A vision, sharp and brutal, flashed in Kael's mind. It wasn't a memory. It wasn't a hallucination. It was a direct, unwanted feed. Kael saw a vast, cavernous space. Ancient stone, crudely carved altars. And Varak. The warlock's flayed face was a grotesque mask, contorting in a triumphant, wet smile. His exposed muscle twitched. He was surrounded by cultists. Chanting. Their voices, thin and reedy, scraped against Kael's mind. Varak was performing a macabre ritual. His hands, dripping with dark ichor, moved over a writhing, pulpy mass on an altar. Something alive, barely.
Varak's eyes, devoid of lids, fixed on something unseen in his vision. Kael knew it was him. The warlock was sensing Kael's deepening corruption. Sensing the Bloodrot. Sensing the new psychic scar. He was tasting Kael's despair. Kael's defiance. The "Doombrand" on Kael's soul, that mark of the Aether Codex, was resonating, growing stronger, like a bell ringing through the realm. Varak heard it. He heard Kael.
"The Breaker ripens," Varak's voice slithered into Kael's mind. Not a whisper. A cold, oily invasion. "The anomaly blossoms. Exquisite. More than I had hoped."
Kael staggered. He gripped his head. The vision flickered, then solidified. He was still walking, Ragnar and Sylvara ahead, but his mind was somewhere else. Trapped in Varak's ritual chamber. He saw the dark energy coiling around Varak. He felt the cold, calculating intent. Varak wasn't just observing. He was preparing. He was planning. Kael's "Reality Debugging" had gotten the Prophet. But it had brought Varak closer. It had made Kael a prized target.
The Prophet's echo inside Kael screamed. It hated Varak. It hated the pain. It was a living ghost, trapped with its tormentor's biggest obsession. Kael's sanity hung by a thread. He felt like his head would split open. The Bloodrot on his arm, the spectral decay, pulsed faster, hotter. The violent urges roared. He wanted to tear out his own eyes to escape Varak's gaze.
Then the Codex spoke. Its voice, cold and metallic, cut through the psychic static, through Varak's sneering words, through the Prophet's dying wail. It resonated deep in Kael's bones.
"[Anomaly Protocol: Refined. Your unforeseen mutations demand a Trial of Blood.]"
The words hit Kael like a physical blow. The Codex wasn't just a system. It was a sentient, malevolent entity. And it was angry. His defiance, his ability to manipulate its "reality," had drawn its full, terrible attention. He wasn't just hunted anymore. He was being judged.
"[Prepare to be judged, Anomaly.]"
The sound of the Codex's voice vibrated through his body. His Curse Gauge, already a threat, felt like it was straining, ready to burst. He knew what "Trial of Blood" meant. More pain. More forced choices. A forced escalation. The Codex was going to push him. Break him. His Curse Gauge would spike. He knew it. He could feel the pressure building already.

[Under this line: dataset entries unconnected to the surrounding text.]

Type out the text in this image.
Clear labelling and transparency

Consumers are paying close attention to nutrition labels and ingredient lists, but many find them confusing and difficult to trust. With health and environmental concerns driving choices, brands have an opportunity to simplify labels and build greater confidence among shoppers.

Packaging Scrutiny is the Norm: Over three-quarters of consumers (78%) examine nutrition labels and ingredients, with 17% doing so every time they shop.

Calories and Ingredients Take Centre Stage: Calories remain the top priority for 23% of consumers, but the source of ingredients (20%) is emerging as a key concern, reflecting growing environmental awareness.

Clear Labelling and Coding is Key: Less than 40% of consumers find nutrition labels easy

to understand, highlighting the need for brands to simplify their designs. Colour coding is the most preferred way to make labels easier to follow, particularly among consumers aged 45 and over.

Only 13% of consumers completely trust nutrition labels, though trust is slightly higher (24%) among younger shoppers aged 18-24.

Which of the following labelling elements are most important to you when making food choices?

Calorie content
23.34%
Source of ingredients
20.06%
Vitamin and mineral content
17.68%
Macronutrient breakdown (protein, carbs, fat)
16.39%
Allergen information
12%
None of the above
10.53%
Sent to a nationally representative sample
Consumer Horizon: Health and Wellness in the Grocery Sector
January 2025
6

Kael stopped walking. Ragnar turned again, a query in his eyes. Sylvara paused, her head cocked slightly, as if listening to something only she could hear. Kael's arm, the one with the Bloodrot, flared. The spectral rot pulsed, burning deep, spreading, eating at his flesh, at his mind. His vision blurred, not from dust, but from the raw, corrupting energy coursing through him. He saw a flash of the future, a horrible, impossible vision. His mind screamed. He was caught. Trapped between a relentless hunter and a malevolent system. No escape. Not from Varak. Not from the Codex. Not from himself.